Hyderabad: The ceremony’s over, and now it’s time to face the harsh realities of the newly inaugurated districts in Telangana.
While officials at the top, including collectors and superintendents of police, were quick to take on responsibilities and lead from the front, the administration in most of the districts face the dearth of the basic infrastructure and shortage of staff.
Colourful new flexi boards saying “Welcome to Kamareddy” on the National Highway 44 announce the birth of a new district out of Nizamabad. Old government buildings on the outskirts of Kamareddy town have been turned into offices for the collectors and the superintendent of police. Earlier, the buildings had been neglected, so much so that new roads had to be laid to make them easily accessible.
In Adilabad, which was divided into four districts, only the older collector’s office was fully functional while newly opened collectorates in three new districts of Mancherial, Nirmal and Komaram Bheem (Asifabad) were facing teething problems in the absence of the required facilities.

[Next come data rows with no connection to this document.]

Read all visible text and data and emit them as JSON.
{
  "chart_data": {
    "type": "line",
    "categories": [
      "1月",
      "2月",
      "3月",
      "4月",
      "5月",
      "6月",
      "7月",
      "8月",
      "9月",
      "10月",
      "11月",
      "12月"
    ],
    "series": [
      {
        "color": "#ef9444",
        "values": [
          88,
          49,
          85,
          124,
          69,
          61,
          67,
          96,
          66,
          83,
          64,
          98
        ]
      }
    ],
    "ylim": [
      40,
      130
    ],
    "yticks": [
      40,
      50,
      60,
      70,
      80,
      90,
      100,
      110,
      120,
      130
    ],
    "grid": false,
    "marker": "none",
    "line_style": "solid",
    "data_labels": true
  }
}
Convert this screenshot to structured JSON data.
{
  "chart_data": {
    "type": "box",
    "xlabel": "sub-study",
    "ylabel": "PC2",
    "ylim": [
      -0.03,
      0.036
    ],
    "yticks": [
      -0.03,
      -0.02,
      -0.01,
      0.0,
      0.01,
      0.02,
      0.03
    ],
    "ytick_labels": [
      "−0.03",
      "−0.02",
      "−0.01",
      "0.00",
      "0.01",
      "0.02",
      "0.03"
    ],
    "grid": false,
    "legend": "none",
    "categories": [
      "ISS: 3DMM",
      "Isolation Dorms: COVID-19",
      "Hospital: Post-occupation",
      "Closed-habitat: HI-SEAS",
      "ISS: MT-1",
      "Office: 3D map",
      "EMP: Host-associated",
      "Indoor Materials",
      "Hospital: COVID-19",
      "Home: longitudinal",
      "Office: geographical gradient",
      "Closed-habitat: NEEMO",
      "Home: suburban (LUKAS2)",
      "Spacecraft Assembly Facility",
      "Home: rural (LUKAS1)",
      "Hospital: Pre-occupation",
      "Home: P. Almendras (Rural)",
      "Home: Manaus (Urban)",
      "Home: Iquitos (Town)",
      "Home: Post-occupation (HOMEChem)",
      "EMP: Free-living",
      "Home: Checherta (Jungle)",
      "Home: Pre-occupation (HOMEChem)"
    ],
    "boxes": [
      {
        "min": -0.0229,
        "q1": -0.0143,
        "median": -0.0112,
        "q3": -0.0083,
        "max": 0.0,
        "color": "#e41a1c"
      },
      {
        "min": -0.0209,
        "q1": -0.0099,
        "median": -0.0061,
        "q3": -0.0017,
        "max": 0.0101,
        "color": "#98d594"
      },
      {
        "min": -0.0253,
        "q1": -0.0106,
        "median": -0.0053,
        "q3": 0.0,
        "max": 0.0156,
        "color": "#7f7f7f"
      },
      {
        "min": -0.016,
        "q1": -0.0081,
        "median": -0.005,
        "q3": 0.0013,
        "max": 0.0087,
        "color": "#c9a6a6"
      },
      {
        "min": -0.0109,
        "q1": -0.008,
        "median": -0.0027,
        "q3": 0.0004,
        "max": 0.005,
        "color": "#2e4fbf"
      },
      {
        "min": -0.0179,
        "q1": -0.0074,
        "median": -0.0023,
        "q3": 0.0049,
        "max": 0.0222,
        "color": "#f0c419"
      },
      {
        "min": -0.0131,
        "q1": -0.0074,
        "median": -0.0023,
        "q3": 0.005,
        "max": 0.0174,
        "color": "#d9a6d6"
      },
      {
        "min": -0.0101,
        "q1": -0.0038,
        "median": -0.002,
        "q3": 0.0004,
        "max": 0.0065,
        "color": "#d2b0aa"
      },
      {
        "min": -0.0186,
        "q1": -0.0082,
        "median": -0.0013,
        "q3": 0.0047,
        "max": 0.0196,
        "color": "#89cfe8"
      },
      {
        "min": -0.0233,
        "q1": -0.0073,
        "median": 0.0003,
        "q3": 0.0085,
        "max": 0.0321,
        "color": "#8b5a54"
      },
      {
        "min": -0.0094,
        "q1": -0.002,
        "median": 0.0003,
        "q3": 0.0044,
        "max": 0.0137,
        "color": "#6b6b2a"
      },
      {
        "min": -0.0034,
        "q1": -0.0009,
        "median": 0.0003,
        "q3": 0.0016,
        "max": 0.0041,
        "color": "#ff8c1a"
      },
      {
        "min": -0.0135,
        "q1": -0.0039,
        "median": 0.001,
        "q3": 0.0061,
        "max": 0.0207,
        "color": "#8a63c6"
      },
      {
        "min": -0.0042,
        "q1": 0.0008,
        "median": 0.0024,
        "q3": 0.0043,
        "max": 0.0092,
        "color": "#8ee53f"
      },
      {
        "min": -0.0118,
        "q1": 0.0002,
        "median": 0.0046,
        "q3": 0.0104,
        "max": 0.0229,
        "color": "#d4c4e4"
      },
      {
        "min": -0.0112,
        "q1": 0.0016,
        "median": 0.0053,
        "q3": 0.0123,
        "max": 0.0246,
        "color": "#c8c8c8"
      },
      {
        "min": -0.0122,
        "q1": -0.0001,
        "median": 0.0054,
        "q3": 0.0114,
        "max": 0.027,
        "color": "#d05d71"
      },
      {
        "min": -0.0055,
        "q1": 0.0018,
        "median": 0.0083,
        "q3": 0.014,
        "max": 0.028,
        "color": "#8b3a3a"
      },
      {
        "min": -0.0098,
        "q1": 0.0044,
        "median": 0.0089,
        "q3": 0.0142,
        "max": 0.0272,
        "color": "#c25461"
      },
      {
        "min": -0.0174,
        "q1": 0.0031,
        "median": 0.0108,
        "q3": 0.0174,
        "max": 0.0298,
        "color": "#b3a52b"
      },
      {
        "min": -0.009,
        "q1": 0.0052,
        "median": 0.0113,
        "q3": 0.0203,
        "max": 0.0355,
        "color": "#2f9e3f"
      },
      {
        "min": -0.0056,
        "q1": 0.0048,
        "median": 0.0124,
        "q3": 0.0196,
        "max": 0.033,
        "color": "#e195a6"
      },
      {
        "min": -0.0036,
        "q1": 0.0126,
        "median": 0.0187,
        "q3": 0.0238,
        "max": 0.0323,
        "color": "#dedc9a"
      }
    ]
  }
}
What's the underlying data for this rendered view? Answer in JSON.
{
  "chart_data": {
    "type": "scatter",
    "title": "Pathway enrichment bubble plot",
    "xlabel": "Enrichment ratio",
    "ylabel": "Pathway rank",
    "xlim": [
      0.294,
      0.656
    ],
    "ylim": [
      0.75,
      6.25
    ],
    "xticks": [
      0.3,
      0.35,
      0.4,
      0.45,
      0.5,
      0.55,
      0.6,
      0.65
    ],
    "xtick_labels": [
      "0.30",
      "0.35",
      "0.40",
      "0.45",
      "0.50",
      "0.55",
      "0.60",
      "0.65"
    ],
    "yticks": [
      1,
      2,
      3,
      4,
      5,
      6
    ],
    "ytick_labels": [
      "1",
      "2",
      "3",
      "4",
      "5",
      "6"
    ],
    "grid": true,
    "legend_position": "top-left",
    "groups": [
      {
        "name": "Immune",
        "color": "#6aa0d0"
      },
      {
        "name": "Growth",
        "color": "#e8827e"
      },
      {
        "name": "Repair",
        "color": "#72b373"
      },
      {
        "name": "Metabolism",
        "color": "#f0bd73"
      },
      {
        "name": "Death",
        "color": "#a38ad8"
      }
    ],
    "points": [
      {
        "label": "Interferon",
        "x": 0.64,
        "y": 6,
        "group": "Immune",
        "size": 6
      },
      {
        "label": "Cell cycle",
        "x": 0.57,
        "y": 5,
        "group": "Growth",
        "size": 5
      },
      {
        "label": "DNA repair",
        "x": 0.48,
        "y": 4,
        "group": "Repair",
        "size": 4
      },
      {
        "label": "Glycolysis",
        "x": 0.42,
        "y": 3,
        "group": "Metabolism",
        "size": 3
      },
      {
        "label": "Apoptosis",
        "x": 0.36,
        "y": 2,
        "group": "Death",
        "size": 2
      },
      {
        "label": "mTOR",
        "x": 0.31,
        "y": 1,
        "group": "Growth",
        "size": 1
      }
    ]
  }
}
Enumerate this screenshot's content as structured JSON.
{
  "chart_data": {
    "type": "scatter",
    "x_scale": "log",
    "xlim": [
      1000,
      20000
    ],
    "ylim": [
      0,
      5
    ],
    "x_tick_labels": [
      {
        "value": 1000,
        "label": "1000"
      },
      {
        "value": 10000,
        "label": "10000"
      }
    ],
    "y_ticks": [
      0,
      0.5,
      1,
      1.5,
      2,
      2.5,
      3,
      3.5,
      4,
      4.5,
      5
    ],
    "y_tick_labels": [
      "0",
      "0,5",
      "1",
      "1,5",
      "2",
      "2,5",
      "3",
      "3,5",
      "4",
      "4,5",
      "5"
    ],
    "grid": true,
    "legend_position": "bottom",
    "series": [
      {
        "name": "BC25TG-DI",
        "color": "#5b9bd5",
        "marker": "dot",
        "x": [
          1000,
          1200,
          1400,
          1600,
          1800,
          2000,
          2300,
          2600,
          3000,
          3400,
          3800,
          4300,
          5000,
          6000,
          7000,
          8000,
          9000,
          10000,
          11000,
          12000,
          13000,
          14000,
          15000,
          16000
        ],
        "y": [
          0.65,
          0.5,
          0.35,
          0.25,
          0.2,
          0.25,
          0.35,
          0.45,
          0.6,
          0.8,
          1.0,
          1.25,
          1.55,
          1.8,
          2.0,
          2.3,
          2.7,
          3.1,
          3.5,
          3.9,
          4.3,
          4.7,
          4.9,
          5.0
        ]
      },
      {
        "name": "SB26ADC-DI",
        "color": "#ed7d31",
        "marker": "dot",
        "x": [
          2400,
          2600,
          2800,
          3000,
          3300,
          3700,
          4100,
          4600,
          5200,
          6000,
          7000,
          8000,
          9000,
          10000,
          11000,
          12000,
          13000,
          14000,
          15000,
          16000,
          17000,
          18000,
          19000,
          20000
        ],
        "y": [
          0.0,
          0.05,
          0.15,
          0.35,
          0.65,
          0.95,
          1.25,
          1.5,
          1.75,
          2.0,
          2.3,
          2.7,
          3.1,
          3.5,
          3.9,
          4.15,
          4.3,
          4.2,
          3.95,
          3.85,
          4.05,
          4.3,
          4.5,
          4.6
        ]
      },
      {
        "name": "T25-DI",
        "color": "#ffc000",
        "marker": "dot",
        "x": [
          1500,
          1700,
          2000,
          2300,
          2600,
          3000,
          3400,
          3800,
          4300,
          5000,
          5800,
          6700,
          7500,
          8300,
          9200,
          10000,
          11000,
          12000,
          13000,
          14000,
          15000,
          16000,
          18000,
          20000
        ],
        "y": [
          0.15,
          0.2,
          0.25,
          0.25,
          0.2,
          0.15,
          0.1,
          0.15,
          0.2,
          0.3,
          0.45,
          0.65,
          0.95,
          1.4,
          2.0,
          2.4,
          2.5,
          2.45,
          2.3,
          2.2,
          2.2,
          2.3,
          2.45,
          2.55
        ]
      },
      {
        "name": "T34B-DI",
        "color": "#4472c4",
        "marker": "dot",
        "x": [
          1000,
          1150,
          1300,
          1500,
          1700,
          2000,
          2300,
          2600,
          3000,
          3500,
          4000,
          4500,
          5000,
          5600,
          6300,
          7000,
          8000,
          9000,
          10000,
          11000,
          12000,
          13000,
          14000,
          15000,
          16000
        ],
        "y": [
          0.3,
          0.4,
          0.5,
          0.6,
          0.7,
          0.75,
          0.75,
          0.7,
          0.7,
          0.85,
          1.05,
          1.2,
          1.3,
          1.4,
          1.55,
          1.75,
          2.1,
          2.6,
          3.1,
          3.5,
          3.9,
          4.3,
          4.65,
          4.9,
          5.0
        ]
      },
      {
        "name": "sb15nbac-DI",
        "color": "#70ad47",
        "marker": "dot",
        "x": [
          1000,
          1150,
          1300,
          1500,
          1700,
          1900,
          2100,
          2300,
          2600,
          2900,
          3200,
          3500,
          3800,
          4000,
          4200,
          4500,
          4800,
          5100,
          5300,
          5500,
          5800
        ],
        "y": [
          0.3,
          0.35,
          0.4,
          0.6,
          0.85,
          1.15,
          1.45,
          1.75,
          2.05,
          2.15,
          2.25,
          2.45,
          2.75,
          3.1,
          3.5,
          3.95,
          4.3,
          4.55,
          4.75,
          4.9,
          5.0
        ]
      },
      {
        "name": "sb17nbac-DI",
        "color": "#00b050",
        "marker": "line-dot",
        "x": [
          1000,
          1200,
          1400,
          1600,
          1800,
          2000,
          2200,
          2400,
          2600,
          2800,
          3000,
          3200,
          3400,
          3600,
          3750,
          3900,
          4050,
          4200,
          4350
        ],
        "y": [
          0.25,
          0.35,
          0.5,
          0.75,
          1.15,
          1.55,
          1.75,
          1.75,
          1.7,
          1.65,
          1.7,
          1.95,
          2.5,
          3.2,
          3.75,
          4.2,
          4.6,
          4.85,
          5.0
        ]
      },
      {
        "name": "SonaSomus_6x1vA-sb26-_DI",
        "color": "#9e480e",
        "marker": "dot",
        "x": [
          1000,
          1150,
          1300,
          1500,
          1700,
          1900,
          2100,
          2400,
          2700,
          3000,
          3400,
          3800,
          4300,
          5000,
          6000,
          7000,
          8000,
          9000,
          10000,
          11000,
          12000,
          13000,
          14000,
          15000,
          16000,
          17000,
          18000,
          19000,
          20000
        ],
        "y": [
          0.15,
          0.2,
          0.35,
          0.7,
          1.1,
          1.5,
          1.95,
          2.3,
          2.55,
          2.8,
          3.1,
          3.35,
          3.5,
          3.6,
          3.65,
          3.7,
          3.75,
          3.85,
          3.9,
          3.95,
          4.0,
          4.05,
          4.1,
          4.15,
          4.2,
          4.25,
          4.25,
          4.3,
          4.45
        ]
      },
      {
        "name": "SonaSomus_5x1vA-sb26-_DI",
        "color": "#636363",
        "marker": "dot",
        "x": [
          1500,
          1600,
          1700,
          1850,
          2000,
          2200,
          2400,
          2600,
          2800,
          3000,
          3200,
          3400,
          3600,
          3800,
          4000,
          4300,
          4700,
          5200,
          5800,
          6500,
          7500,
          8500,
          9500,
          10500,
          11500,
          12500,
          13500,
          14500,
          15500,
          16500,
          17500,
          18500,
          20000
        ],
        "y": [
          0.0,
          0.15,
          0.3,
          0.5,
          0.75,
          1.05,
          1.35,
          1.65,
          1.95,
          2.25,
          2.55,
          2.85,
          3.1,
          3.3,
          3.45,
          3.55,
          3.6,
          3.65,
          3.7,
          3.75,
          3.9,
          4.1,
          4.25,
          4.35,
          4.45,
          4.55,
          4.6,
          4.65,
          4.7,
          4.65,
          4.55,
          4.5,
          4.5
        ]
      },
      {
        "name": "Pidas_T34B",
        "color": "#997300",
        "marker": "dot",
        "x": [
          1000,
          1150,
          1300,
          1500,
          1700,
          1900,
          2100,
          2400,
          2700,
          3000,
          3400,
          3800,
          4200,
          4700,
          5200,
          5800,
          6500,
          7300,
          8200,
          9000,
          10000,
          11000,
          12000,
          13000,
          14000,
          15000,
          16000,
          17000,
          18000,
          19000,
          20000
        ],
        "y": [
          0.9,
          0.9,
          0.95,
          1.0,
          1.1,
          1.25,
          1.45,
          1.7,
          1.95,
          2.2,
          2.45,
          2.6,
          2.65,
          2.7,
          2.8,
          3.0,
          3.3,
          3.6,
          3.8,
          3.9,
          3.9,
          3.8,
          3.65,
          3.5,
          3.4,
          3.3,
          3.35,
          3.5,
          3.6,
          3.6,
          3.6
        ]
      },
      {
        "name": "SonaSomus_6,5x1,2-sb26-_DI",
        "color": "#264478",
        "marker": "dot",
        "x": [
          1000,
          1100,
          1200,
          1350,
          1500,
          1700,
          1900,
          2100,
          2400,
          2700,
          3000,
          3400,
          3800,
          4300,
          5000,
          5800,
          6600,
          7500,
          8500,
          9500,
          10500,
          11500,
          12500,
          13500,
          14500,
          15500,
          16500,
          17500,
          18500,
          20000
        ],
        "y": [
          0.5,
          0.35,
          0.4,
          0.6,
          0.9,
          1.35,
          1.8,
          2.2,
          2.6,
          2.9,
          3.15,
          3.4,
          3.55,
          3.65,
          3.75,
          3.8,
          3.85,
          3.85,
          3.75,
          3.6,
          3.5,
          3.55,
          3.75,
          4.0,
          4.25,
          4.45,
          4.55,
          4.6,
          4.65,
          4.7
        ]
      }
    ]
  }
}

Asifabad, the headquarters of the tribal-dominated Komaram Bheem district in the dense forest area, was an epitome of what could be the birth pangs of a new district. Not only is the district collector, Champa Lal, yet to take charge, but the office is facing a severe shortage of staff.
In Mancherial and Nirmal districts, collectors took charge and visited different places and held meetings with the available staff. Mancherial’s collector, RV Karnana, visited the government hospital to assess functioning.
In some places the division of the districts had impacted the original district collectorates. In Karimnagar, which was also divided into four, the reallocation of offices and employees has affected the city adversely, and the level of activity has gone down drastically. A large number of employees from here were relocated to the new districts of Jagtial, Rajanna Sircilla and Peddapalli.
In the new Yadadri district, carved out of Khammam, was another tribal-dominated forest area where the administration will take time to find its feet in the absence of the necessary infrastructure. Headquartered in Kothagudem, known for coal mines, the new district will serve areas that were largely at the back of the mind of the administration. On the first day, collector Rajeev Gandhi Hanumanthu braved it out and hosted a review meeting with officials to set the agenda and to fix priorities for various departments.
Employees who were transferred to the new headquarters of the districts were also facing the challenge of finding accommodation and relocating their families.
In Hyderabad, the state administration was busy dealing with its own challenges arising out of the formation of 21 new districts with a single stroke of a pen. Assigning new numerical codes for the districts as well as the new mandals was one of them. Officials said consultations were on with different agencies and the process will be completed in a couple of days.
Only after releasing the numerical codes will the Survey of India release standard maps of the new districts.